Гиз закрыл глаза. Какие слова еще помнит этот успешный московский адвокат из своего поповского детства. «Еретик», «всуе»… Вот что такое наследственная закваска, никаким образованием этого из себя не выбьешь. Сын – попович, дочь – поповна… Что ж, по крайней мере эта жертва выбрана правильно, можно даже сказать, со вкусом. Как и тогда, полвека назад.
– Олеся, ну не надо, я прошу тебя! Ну, чем он-то может помочь? Он же болен!
Снова голос Лесюка за дверью столовой – на этот раз тревожный, умоляющий.

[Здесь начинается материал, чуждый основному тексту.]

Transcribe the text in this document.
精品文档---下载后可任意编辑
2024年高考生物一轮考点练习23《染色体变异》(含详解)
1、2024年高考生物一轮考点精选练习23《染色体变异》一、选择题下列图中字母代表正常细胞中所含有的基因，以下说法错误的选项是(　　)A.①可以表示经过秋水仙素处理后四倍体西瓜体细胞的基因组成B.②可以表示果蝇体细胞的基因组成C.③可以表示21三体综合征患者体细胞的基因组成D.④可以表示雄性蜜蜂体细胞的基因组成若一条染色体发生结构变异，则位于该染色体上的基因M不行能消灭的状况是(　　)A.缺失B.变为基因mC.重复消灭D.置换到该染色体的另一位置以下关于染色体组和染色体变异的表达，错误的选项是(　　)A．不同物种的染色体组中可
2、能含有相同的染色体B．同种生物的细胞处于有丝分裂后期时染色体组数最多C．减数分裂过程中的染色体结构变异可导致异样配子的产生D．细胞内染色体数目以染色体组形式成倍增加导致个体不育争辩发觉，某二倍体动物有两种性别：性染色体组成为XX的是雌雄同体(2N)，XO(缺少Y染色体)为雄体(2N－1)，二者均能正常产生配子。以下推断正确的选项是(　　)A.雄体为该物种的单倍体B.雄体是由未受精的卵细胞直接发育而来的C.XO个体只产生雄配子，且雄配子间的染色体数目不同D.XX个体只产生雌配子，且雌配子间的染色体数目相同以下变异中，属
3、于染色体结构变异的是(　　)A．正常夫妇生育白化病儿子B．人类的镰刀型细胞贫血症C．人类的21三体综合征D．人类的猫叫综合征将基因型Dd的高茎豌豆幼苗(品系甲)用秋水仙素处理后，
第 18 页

– Пусти меня к нему! Я должна его спросить! – голос Олеси Михайловны, осипший от слез.
– О чем?
– Мне нужно спросить. Он знает. Он был там!
– Олеся! Постой, куда ты? Куда, скаженная баба?!
Топот каблуков за дверью. Гиз поднялся из-за стола. А вот при этом разговоре грех не поприсутствовать.
– Она не в себе, – бросил ему вдогонку Шерлинг. – Не в себе, как и моя дочь.
Муха вернулась, на этот раз облюбовав в сухарнице свежеиспеченные к завтраку сдобные венские булочки.
В спальне Петра Петровича Шагарина – Гиз точно знал, куда направилась Олеся Михайловна – в спертом непроветренном воздухе столб пылинок в солнечном луче, иглой проколовшем дубовый паркет. Тревожные глаза Елены Андреевны.